But the companies did not always obey those contracts and the carriers had little way of enforcing them, allowing troves of personal information to be used in ways consumers had never intended. The F.C.C. found that the cellphone companies had broken federal law by being negligent with the data.
After the 2018 article and questions from lawmakers, the carriers pledged publicly to limit sales of the data, saying they would wind down their existing contracts with location aggregators. But a report in 2019 showed the data was still available to bounty hunters and others.
Later that year, the companies said in response to questions from an F.C.C. commissioner that they had stopped the practice.

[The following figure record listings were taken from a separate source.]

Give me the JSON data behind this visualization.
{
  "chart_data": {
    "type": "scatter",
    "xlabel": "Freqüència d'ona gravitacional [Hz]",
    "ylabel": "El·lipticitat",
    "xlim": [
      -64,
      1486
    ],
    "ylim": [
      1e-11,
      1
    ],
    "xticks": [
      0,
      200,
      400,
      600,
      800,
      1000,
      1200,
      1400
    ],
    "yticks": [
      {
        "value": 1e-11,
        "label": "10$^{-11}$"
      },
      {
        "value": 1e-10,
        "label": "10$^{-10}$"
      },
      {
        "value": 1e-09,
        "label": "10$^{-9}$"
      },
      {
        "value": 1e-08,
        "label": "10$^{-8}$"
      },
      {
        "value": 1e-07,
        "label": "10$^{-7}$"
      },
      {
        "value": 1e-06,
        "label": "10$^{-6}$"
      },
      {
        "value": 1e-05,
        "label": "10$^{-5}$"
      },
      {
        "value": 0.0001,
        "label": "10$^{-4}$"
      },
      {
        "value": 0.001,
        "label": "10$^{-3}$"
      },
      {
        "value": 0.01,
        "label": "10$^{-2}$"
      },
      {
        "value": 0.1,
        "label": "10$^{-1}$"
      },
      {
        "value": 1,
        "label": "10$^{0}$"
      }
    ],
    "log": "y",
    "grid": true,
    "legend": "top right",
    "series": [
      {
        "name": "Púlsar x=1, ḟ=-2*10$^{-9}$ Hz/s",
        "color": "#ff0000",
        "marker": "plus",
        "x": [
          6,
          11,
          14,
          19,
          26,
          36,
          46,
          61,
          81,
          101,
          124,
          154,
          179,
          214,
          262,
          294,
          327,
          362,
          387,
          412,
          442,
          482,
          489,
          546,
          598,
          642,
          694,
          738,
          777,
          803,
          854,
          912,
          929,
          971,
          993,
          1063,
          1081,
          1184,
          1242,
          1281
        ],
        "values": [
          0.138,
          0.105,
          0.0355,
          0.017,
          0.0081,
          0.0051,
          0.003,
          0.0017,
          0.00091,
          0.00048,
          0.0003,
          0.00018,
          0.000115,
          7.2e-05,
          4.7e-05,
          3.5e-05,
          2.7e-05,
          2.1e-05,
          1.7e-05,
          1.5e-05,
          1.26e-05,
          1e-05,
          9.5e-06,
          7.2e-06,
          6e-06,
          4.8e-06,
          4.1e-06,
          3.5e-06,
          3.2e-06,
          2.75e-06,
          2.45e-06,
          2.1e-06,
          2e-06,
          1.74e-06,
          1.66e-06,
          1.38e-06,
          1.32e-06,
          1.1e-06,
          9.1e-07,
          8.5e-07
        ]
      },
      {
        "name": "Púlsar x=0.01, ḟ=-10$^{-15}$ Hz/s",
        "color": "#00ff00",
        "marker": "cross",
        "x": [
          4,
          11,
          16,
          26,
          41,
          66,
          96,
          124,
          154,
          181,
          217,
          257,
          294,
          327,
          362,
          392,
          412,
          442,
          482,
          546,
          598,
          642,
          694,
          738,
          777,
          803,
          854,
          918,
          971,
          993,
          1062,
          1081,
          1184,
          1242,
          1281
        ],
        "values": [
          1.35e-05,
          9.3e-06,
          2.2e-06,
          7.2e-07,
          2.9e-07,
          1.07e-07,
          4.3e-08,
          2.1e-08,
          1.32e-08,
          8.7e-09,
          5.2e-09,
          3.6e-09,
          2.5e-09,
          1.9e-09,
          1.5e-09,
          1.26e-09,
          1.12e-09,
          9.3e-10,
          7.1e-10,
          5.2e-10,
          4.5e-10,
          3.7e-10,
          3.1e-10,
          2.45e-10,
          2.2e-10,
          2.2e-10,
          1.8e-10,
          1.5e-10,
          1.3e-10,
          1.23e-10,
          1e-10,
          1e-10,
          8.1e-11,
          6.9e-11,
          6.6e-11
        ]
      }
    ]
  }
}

The continued sale of data was the impetus behind the penalties, which amount to tens of millions of dollars for each carrier, people familiar with the matter said. The F.C.C. is fining companies based on the number of days the practice carried on.
“I am committed to ensuring that all entities subject to our jurisdiction comply” with the law and the F.C.C.’s rules, Mr. Pai said in his letter to lawmakers.
But the time between the initial 2018 report and the proposed penalties, and the expected size of the fines, has raised the ire of privacy hawks. One Democratic commissioner, Geoffrey Starks, wrote an opinion piece in The Times last year complaining that “nearly a year after the news first broke, the commission has yet to issue an enforcement action or fine those responsible.”
Senator Ron Wyden, an Oregon Democrat who first raised concerns about the data sharing and has repeatedly questioned the companies and the F.C.C. over the issue, said in a statement on Thursday that the chairman “only investigated after public pressure mounted.”
He said the fines were “comically inadequate” to deter future privacy violations.